El ideal de la deliberación pública es causa perdida en las campañas. Si ya no se dialoga, no se abordan temas controversiales y el silencio se impone ante la presunta eficacia de una imagen, se echa por la borda el objetivo que debe mover a los partidos y candidatos de establecer un debate público vigoroso. La difusión de las ideas deja de tener interés y la propaganda cede su espacio a la publicidad. Sin debate de ideas y propuestas elegimos a ciegas.
Y ahora, en medio de la pandemia, en plena crisis económica, con campañas virtuales, (que esperemos así suceda) de todos modos veremos miles de spots y espectaculares, se repartirán cubrebocas, gel antibacterial, despensas, regalos y demás artículos, apoyos, programas sociales, becas, consultas médicas gratuitas o lo que se les ocurra a los partidos y sus abanderados para captar el interés del votante.

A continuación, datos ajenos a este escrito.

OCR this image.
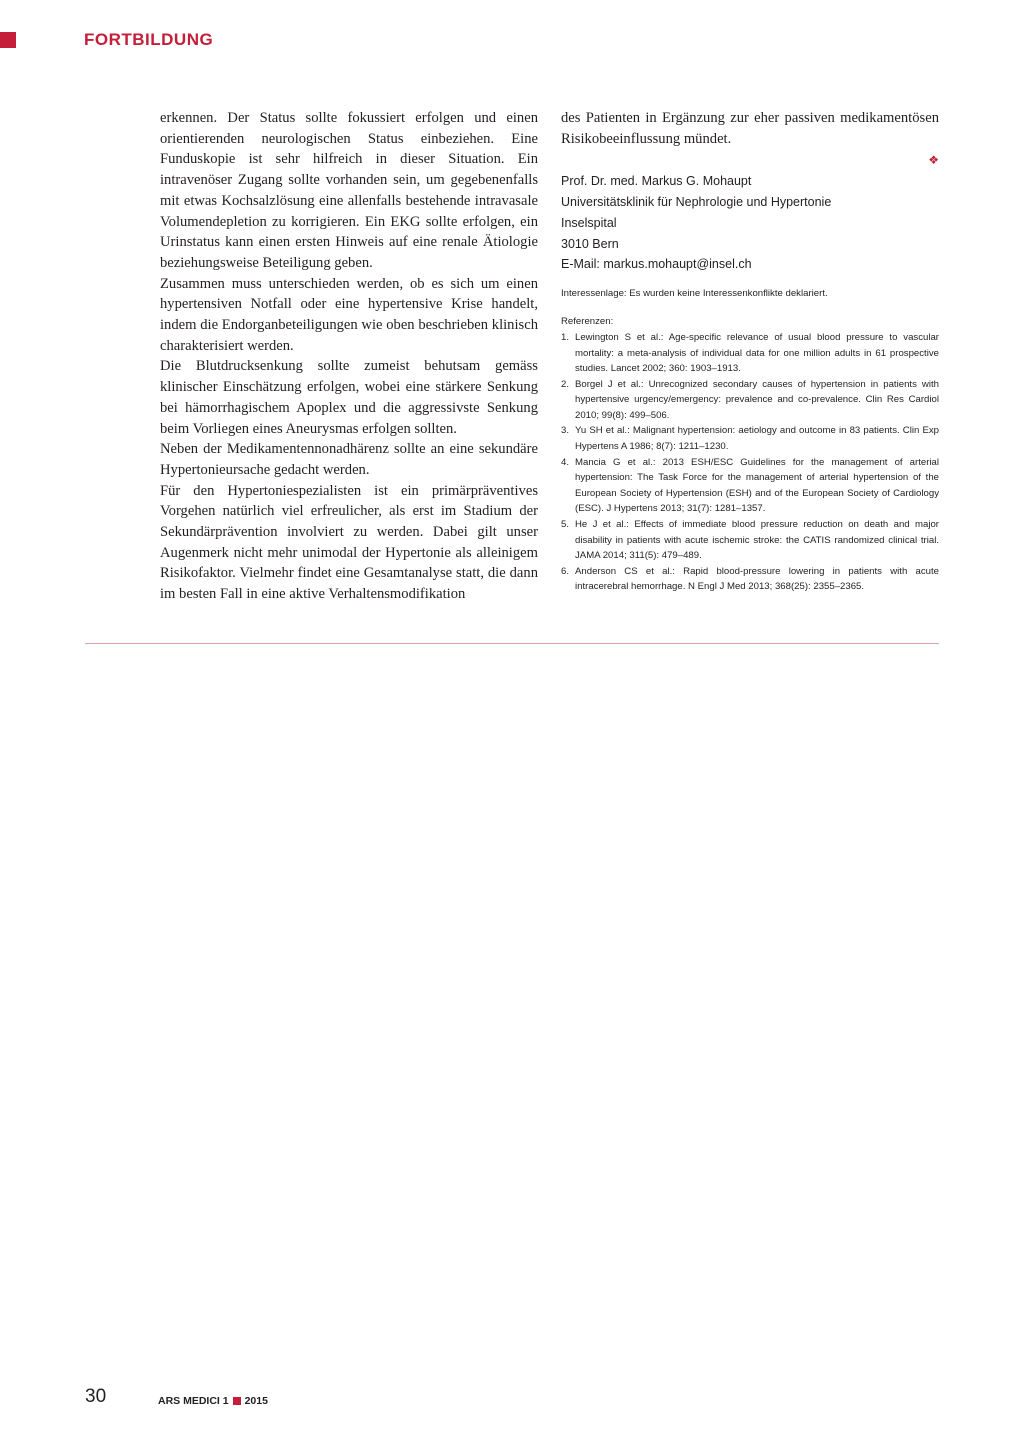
FORTBILDUNG

erkennen. Der Status sollte fokussiert erfolgen und einen orientierenden neurologischen Status einbeziehen. Eine Funduskopie ist sehr hilfreich in dieser Situation. Ein intravenöser Zugang sollte vorhanden sein, um gegebenenfalls mit etwas Kochsalzlösung eine allenfalls bestehende intravasale Volumendepletion zu korrigieren. Ein EKG sollte erfolgen, ein Urinstatus kann einen ersten Hinweis auf eine renale Ätiologie beziehungsweise Beteiligung geben.

Zusammen muss unterschieden werden, ob es sich um einen hypertensiven Notfall oder eine hypertensive Krise handelt, indem die Endorganbeteiligungen wie oben beschrieben klinisch charakterisiert werden.

Die Blutdrucksenkung sollte zumeist behutsam gemäss klinischer Einschätzung erfolgen, wobei eine stärkere Senkung bei hämorrhagischem Apoplex und die aggressivste Senkung beim Vorliegen eines Aneurysmas erfolgen sollten.

Neben der Medikamentennonadhärenz sollte an eine sekundäre Hypertonieursache gedacht werden.

Für den Hypertoniespezialisten ist ein primärpräventives Vorgehen natürlich viel erfreulicher, als erst im Stadium der Sekundärprävention involviert zu werden. Dabei gilt unser Augenmerk nicht mehr unimodal der Hypertonie als alleinigem Risikofaktor. Vielmehr findet eine Gesamtanalyse statt, die dann im besten Fall in eine aktive Verhaltensmodifikation

des Patienten in Ergänzung zur eher passiven medikamentösen Risikobeeinflussung mündet.

❖
Prof. Dr. med. Markus G. Mohaupt
Universitätsklinik für Nephrologie und Hypertonie
Inselspital
3010 Bern
E-Mail: markus.mohaupt@insel.ch
Interessenlage: Es wurden keine Interessenkonflikte deklariert.
Referenzen:
1. Lewington S et al.: Age-specific relevance of usual blood pressure to vascular mortality: a meta-analysis of individual data for one million adults in 61 prospective studies. Lancet 2002; 360: 1903–1913.
2. Borgel J et al.: Unrecognized secondary causes of hypertension in patients with hypertensive urgency/emergency: prevalence and co-prevalence. Clin Res Cardiol 2010; 99(8): 499–506.
3. Yu SH et al.: Malignant hypertension: aetiology and outcome in 83 patients. Clin Exp Hypertens A 1986; 8(7): 1211–1230.
4. Mancia G et al.: 2013 ESH/ESC Guidelines for the management of arterial hypertension: The Task Force for the management of arterial hypertension of the European Society of Hypertension (ESH) and of the European Society of Cardiology (ESC). J Hypertens 2013; 31(7): 1281–1357.
5. He J et al.: Effects of immediate blood pressure reduction on death and major disability in patients with acute ischemic stroke: the CATIS randomized clinical trial. JAMA 2014; 311(5): 479–489.
6. Anderson CS et al.: Rapid blood-pressure lowering in patients with acute intracerebral hemorrhage. N Engl J Med 2013; 368(25): 2355–2365.
30	ARS MEDICI 1 2015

Son las prácticas que no cambian y que evidencia la brecha entre los intereses de los ciudadanos y los políticos.
Unos, los de a pie, luchan día a día por sobrevivir, trabajar y progresar, mientras que los otros, los que nos miran desde los espectaculares con sus caritas sonrientes, van a lo suyo: buscar con ahínco el cargo que viene, congraciarse con el presidente o el gobernador o con las élites de los partidos que los postulan, a hacer buenos negocios, a recibir la comisión del contratista, la prebenda que da el presupuesto público, el tráfico de influencias y todo el catálogo que ya conocemos y que los hace tristemente célebres.
Si no los conociéramos, de verdad los comprábamos.